LUXURIATING in Sunday’s sunshine on a Coombe Bissett hilltop, I was transported to a previous life, 200 miles and 30 years away.

Sheepdogs were the common factor that took me back.

We’d stopped off for a couple of hours to watch the charity trials run by sheep farmers Rob and Anna Hawke.

Now in their tenth year, they attract competitors from as far afield as Cornwall, Lancashire and Wales, vying for points to qualify for the nationals.

This year’s entrants included Dick Roper, seen on Countryfile just a week or so ago winning One Man and His Dog.

As young marrieds we spent four years in the Peak District, first in a rented cottage under the shadow of the spectacular Stanage Edge, later buying and renovating an equally isolated but sadly dilapidated cottage a mile from the wonderfully named village of Sparrowpit.

For the first six months of the project the two of us, and our border collie, lived in a caravan in the garden.

I used to go to all the local sheepdog trials, filled with admiration for those amazingly clever animals and enjoying the efforts of their owners, a succession of eccentric hill farmers, to get the better of some surprisingly stroppy sheep.

Our own collie, I ought to say, was not of the working or even particularly obedient variety, but a rescued stray.

He was a quirky animal, loving and protective towards the family but downright unfriendly to passers-by, regarding bicycle wheels and walking sticks as twin threats to the security of the universe.

Those were the days of creeping home across the icy Snake Pass in a tinny little Renault 4 at 2am after a night shift in Manchester.

Of snowploughs digging us out, and 5ft high mounds of the white stuff towering on either side of our narrow lane, where the only way out was uphill.

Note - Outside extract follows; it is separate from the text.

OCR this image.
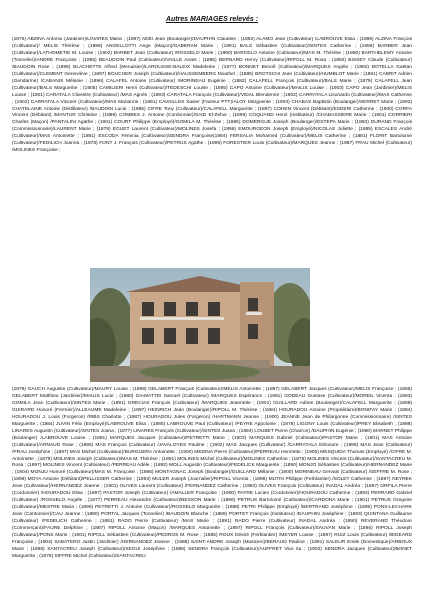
Autres MARIAGES relevés :
(1876) ABZINA Antonio (Jardinier)/LINARES Maria ; (1897) AEBI Jean (Boulanger)/DAUPHIN Claudine ; (1892) ALAMO Jean (Cultivateur) /LABROUVE Elisa ; (1888) ALZINA François (Cultivateur)/ MELIS Thérèse ; (1898) ANGELLOTTI Ange (Maçon)/GABERAN Marie ; (1891) BALS Sébastien (Cultivateur)/SINTES Catherine ; (1896) BARBER Jean (Cultivateur)/LATHOMETIE M. Louise ; (1902) BARBET Jean (Cultivateur) /ROSSELO Marie ; (1890) BARCELO Antoine (Cultivateur)/MAS M. Thérèse ; (1880) BARTHELEMY Antoine (Tonnelier)/ANDRE Françoise ; (1895) BEAUDOIN Paul (Cultivateur)/VAILLE Anaïs ; (1885) BERNARD Henry (Cultivateur)/RIPOLL M. Rosa ; (1892) BISSEY Claude (Cultivateur) /BAUDOIN Rose ; (1899) BLACHETTE Alfred (Menuisier)/LAROUSSE-BALEIX Madeleine ; (1877) BONNET Benoît (Cultivateur)/MARQUES Angèle ; (1882) BOTELLA Gaëtan (Cultivateur)/CLEMENT Geneviève ; (1897) BOUCHER Joseph (Cultivateur)/HAUSSEMBERG Mouthel ; (1885) BROTSCHI Jean (Cultivateur)/HUMBLOT Marie ; (1891) CABRIT Adrien (Gendarme) /CABANIS Mélanie ; (1896) CALAFEL Antoine (Cultivateur) /MORINEAU Eugénie ; (1882) CALAFELL François (Cultivateur)/BALS Marie ; (1879) CALAFELL Jean (Cultivateur)/BALS Marguerite ; (1905) CAMILIERI Henri (Cultivateur)/TEDESCHI Louise ; (1895) CAPO Antoine (Cultivateur)/MAILIS Louise ; (1903) CAPO Jean (Jardinier)/MELIS Louise ; (1901) CARATALA Clivestre (Cultivateur) /MAS Agnès ; (1893) CARATALA François (Cultivateur)/VIDAL Blendenne ; (1902) CARRATALA Lisonardo (Cultivateur)/MAS Catherine ; (1902) CARRATALA Vincent (Cultivateur)/MAS Marianne ; (1891) CAVAILLES Xavier (Facteur PTT)/ALOY Marguerite ; (1903) CHABAS Baptistin (Boulanger)/SERRET Marie ; (1892) CHATELAINE Antoine (Distillateur) /BAUDOIN Lucie ; (1885) CIFRE Tony (Cultivateur)/CALAFELL Marguerite ; (1897) COHEN Vincent (Débitant)/ESDERI Catherine ; (1900) CORFA Vincent (Débitant) /MANTUR Christine ; (1889) COMBES J. Antoine (Cordonnier)/SAID El-Zehor ; (1899) COQUAND Henri (Instituteur) /CHABASSIERE Marie ; (1901) CORRIERI Charles (Maçon) /PANTALINI Agathe ; (1901) COURT Philippe (Employé)/GOMILA M. Thérèse ; (1885) DOMERGUE Joseph (Boulanger)/ESTEPA Marie ; (1883) DURAND François (Commissionnaire)/LAURENT Marie ; (1878) EGUET Laurent (Cultivateur)/MOLINES Josefa ; (1898) EMOURGEON Joseph (Employé)/NICOLAS Juliette ; (1885) ESCALES André (Cultivateur)/MAS Antoinette ; (1881) ESCODA Féminia (Cultivateur)/SENDRA Françoise(1884) FERSALIA Mohamed (Cultivateur)/MELIS Catherine ; (1881) FLORIT Bartolomé (Cultivateur)/FEDILICH Joanna ; (1878) FONT J. François (Cultivateur)/PETRUS Agathe ; (1895) FORESTIER Louis (Cultivateur)/MARQUES Jeanne ; (1887) FRAU Michel (Cultivateur) /MOLINES Françoise ;
(1878) GAUCH Augustin (Cultivateur)/MAURY Louise ; (1898) GELABERT François (Cultivateur)/MELIS Antoinette ; (1897) GELABERT Jacques (Cultivateur)/MELIS Françoise ; (1895) GELABERT Matthieu (Jardinier)/MAILIS Lucie ; (1880) GIAMATTEI Samuel (Cultivateur) /MARQUES Espérance ; (1881) GODEAU Gustave (Cultivateur)/MOREIL Vicenta ; (1883) GOMILA Jean (Cultivateur)/SINTES Marie ; (1891) GRECIAS François (Cultivateur) /MARQUES Jeannette ; (1901) GUILLARD Adrien (Boulanger)/CALAFELL Marguerite ; (1898) GUIRARD Honoré (Fermier)/ALLEAUME Madeleine ; (1897) HEINRICH Jean (Boulanger)/RIPOLL M. Thérèse ; (1884) HOURADOU Antoine (Propriétaire)/BONIFAY Marie ; (1894) HOURADOU J. Louis (Forgeron) /RIBS Charlotte ; (1887) HOURADOU Jules (Forgeron) /HARTMANN Jeanne ; (1900) JEANNE Jean de Philargonne (Commissionnaire) /SINTES Marguerite ; (1884) JUVIN Félix (Employé)/LABROUVE Elisa ; (1885) LABROUVE Paul (Cultivateur) /PEYRE Appolonie ; (1878) LIGONY Louis (Cultivateur)/PREY Elisabeth ; (1888) LINARES Augustin (Cultivateur)/SINTES Joana ; (1877) LINARES François (Cultivateur)/SINTES Juana ; (1884) LOUBET Pierre (Charron) /DAUPHIN Eugénie ; (1880) MARNET Philippe (Boulanger) /LABROUVE Louise ; (1881) MARQUES Jacques (Cultivateur)/PETRETTI Marie ; (1903) MARQUES Gabriel (Cultivateur)/PASTOR Marie ; (1901) MAS Antoine (Cultivateur)/ARNAUD Rose ; (1895) MAS François (Cultivateur) /JAVALOYES Pauline ; (1902) MAS Jacques (Cultivateur) /CARRATALA Eléonore ; (1896) MAS Jean (Cultivateur) /PRAU Joséphine ; (1897) MAS Michel (Cultivateur)/BURGUERA Antoinette ; (1900) MEDINA Pierre (Cultivateur)/PERREAU Henriette ; (1905) MESQUIDA Thomas (Employé) /CIFRE M. Antoinette ; (1878) MOLINES Joseph (Cultivateur)/MAS M. Thérèse ; (1891) MOLINES Michel (Cultivateur)/MOLINES Catherine ; (1876) MOLINES Vincent (Cultivateur)/SANTACREU M. Rosa ; (1897) MOLINES Vincent (Cultivateur) /PERREAU Adèle ; (1892) MOLL Augustin (Cultivateur)/FEDELICK Marguerite ; (1890) MONJO Sébastien (Cultivateur)/HERNANDEZ Marie ; (1904) MONJU Honoré (Cultivateur)/MAS M. Françoise ; (1896) MONTAGNAC Joseph (Boulanger)/GUILLARD Mélanie ; (1900) MORINEAU Gervais (Cultivateur) /SEFFRE M. Rose ; (1896) MOYA Antoine (Débitant)/PELLISSER Catherine ; (1893) MULER Joseph (Journalier)/RIPOLL Vicenta ; (1898) MUTIN Philippe (Ferblantier) /SOLET Catherine ; (1897) NEYREK Jean (Cultivateur)/HERNANDEZ Jeanne ; (1901) OLIVES Laurent (Cultivateur) /FERNANDEZ Catherine ; (1883) OLIVES François (Cultivateur) /NADAL Andréa ; (1897) ORFILA Pierre (Cordonnier) /HOURADOU Elisa ; (1897) PASTOR Joseph (Cultivateur) /AMALLER Françoise ; (1900) PAYRE Lucien (Cordonnier)/HOURADOU Catherine ; (1893) PERRARD Gabriel (Cultivateur) /ROSSELO Angèle ; (1877) PERREAU Alexandre (Cultivateur)/BESSON Marie ; (1896) PETRUS Bartolomé (Cultivateur)/CARDONA Marie ; (1901) PETRUS Gregoire (Cultivateur)/MESTRE Maria ; (1899) PETRETTI J. Antoine (Cultivateur)/ROSSELO Marguerite ; (1888) PETRI Philippe (Employé) /BERTRAND Joséphine ; (1896) PONS-LECHARK Jean (Cantonnier)/CAU Jeanne ; (1880) PORTAL Jacques (Tonnelier) /BAUDOIN Blanche ; (1889) PORTET François (Instituteur) /DAUPHIN Joséphine ; (1893) QUINTANA Guillaume (Cultivateur) /FEDELICH Catherine ; (1881) RADO Pierre (Cultivateur) /MAS Marie ; (1891) RADO Pierre (Cultivateur) /NADAL Andréa ; (1890) REVERAND Théodore (Commerçant)/FAURE Delphine ; (1887) RIPOLL Antoine (Maçon) /MARQUES Antoinette ; (1897) RIPOLL François (Cultivateur)/SAUVAN Marie ; (1895) RIPOLL Joseph (Cultivateur)/PONS Marie ; (1901) RIPOLL Sébastien (Cultivateur)/PEDROS M. Rose ; (1885) ROUX Désiré (Ferblantier) /MEYER Louise ; (1897) RUIZ Louis (Cultivateur) /BIGEARD Françoise ; (1904) SABATERO Justin (Jardinier) /HERNANDEZ Jeanne ; (1888) SAINT-ANDRE Joseph (Musicien)/BERAUD Pauline ; (1891) SALEUR Emile (Domestique)/ARBOUX Marie ; (1898) SANTACREU Joseph (Cultivateur)/SEGUI Joséphine ; (1886) SENDRA François (Cultivateur)/AUFFRET Vice ita ; (1902) SENDRA Jacques (Cultivateur)/BONET Marguerite ; (1876) SIFFRE Michel (Cultivateur)/SANTACREU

Of abandoning the car a mile from home and staggering, five months pregnant, through horizontal blizzards in the dark, every so often dropping thigh-deep into hidden dips in the fields whilst trying to spot the distant porch light.

Everyday life was an adventure.

I hesitate to tempt fate, but nowadays ours is a much tamer affair, down here in the softie South, where the temperature at 4 o’clock on this October afternoon registered 28 degrees, according to my car.

Still, how much nicer to be warm and still be able to enjoy the low-key charm of an event such as this, where onlookers chatted to whoever happened to be standing next to them while patient parents tried to explain the rules to puzzled children, and Poppy the lurcher looked on in fascination as dogs were not just allowed, but actively encouraged to run away from their owners and chase things.